A raiz da banda é o blues, clássico, é por isso que uma das formas que usaram para se definirem é o Heavy’n’Blues, porém a ideia da banda é mesclar referências de gêneros já dados, consolidados, e mais “populares”, com vertentes de músicas mais peculiares e assim, conseguir criar um produto de cara nova. “Eu procuro me inspirar em coisas regionais, para poder juntar uma música mais conhecida, o blues, heavy metal, reggae, com uma música não conhecida, algo novo. Porque fazer algo que já existe é perda de tempo.
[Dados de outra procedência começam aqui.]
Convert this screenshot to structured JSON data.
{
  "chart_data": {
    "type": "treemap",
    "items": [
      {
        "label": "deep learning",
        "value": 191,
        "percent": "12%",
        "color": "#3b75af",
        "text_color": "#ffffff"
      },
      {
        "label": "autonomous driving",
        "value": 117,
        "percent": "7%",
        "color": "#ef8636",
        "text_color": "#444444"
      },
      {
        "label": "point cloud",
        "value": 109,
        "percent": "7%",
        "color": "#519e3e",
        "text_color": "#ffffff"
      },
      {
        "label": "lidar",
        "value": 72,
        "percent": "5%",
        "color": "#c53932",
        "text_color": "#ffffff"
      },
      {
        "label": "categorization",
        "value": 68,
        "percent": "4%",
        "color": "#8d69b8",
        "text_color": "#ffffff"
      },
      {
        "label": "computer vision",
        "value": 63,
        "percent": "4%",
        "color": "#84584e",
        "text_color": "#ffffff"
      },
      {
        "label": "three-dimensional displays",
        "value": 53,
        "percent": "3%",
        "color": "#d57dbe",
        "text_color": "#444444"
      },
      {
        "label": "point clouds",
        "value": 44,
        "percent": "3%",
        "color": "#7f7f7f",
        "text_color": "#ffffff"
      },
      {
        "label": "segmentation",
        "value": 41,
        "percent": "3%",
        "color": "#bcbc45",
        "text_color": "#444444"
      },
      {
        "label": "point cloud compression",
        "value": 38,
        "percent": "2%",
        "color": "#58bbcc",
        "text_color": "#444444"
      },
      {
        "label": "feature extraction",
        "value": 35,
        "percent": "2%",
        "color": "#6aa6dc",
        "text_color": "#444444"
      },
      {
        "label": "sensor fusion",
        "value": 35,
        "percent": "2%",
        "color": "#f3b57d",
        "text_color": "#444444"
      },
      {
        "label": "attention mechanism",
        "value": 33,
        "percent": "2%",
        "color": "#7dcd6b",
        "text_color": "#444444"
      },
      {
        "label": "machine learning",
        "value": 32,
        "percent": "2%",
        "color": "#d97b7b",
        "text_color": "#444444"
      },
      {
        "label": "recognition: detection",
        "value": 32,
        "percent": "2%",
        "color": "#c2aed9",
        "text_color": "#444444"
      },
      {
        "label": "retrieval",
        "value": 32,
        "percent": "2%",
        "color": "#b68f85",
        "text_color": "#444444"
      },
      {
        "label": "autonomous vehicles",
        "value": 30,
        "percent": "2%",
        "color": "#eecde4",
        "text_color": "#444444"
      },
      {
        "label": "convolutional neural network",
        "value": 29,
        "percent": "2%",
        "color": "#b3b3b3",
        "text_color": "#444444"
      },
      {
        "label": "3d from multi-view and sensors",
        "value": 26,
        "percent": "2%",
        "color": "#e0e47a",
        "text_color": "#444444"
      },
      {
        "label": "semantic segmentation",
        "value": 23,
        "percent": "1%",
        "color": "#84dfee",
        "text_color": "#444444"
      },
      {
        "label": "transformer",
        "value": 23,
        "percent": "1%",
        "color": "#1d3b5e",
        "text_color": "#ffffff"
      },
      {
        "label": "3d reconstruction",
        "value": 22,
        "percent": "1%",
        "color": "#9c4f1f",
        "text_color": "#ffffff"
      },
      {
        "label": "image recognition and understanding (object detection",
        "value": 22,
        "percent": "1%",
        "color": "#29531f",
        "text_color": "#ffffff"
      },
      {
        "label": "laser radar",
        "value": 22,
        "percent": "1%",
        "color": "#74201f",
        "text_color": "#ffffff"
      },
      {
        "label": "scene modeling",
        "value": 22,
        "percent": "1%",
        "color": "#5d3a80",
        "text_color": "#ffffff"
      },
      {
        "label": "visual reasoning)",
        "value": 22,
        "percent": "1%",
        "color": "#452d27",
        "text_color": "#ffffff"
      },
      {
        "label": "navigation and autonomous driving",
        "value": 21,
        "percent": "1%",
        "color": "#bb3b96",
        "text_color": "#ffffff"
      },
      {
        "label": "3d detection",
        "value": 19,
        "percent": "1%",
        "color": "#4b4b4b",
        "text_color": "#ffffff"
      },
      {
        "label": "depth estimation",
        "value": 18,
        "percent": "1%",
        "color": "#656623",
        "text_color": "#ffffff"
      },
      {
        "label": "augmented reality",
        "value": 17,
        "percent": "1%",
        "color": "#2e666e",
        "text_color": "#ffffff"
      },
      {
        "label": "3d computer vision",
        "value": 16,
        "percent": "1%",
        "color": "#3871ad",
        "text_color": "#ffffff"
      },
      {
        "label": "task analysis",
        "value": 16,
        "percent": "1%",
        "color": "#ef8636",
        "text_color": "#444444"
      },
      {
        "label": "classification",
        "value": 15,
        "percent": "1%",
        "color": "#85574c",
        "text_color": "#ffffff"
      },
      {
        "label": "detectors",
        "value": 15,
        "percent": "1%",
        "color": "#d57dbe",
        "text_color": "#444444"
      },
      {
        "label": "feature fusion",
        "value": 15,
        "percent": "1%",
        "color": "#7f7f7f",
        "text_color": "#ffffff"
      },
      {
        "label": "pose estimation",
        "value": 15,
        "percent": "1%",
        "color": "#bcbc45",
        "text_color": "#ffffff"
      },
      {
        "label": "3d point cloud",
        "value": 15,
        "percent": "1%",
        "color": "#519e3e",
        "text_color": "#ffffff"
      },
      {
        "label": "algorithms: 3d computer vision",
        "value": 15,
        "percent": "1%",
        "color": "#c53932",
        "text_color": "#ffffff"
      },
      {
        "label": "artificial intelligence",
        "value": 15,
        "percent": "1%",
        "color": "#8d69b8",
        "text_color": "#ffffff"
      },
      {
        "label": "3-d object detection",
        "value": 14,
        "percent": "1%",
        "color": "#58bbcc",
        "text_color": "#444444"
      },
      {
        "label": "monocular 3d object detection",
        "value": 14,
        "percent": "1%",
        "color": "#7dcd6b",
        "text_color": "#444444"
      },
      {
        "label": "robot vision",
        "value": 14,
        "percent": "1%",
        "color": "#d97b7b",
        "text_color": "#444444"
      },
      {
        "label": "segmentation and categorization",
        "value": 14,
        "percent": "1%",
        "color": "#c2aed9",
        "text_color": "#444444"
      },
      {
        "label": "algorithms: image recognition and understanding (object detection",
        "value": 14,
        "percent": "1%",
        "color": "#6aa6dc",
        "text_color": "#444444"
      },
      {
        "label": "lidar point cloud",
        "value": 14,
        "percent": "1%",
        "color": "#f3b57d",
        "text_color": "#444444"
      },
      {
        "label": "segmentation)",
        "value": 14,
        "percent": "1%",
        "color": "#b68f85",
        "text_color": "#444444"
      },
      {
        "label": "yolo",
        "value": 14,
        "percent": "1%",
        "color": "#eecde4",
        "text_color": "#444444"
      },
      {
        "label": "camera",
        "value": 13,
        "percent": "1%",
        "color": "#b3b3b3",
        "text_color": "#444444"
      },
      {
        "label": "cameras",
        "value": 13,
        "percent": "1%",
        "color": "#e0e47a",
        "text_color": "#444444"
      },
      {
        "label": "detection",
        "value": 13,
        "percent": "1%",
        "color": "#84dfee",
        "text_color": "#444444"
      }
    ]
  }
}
Eu me inspirei muito nisso assistindo a um documentário no Youtube, da Gangrena Gasosa, uma banda do Rio que mistura macumba com metal”. E esse é realmente o espírito de uma banda independente, que não tem um empresário ou uma gravadora por trás forçando a barra para fazer algo “vendável”, a ideia é extrapolar nos delírios inimagináveis da criação, e simplesmente fazer o que gosta de ouvir e tocar.

Finalizando nossa conversa, a energia foi muito positiva ao falarem sobre a cena de Juiz de Fora e sobre a parceria de algumas bandas que sempre puxam a outra e convidam para fazer show, como aconteceu nessa noite, que tocaram à convite da Dignatários. Expuseram seus pensamentos acerca da importância das bandas underground se unirem para trazer força ao movimento e diminuir a competição. “Aqui tem um potencial absurdo”, comentaram lembrando a história em Seattle, onde o Grunge nasceu e cresceu muito devido ao envolvimento das bandas umas com as outras.

Música e muito mais

Esse foi o primeiro Hell Gig, organizado pela Thamiris Carvalho. A Trauma Store estava presente com sua loja montada, sempre apoiando as bandas de rock da cidade, bem como a Suspiria e a Holyshit. Também estavam por lá os tatuadores Ligia Castro e Breno Bitarello, da Tatto Home, fazendo um flash super maneiro, ao lado do Sebá Kymera e da Ana Elisa Resgalla do Nascimento. E para completar, o Felipe Peters estava com uma área para body piercing.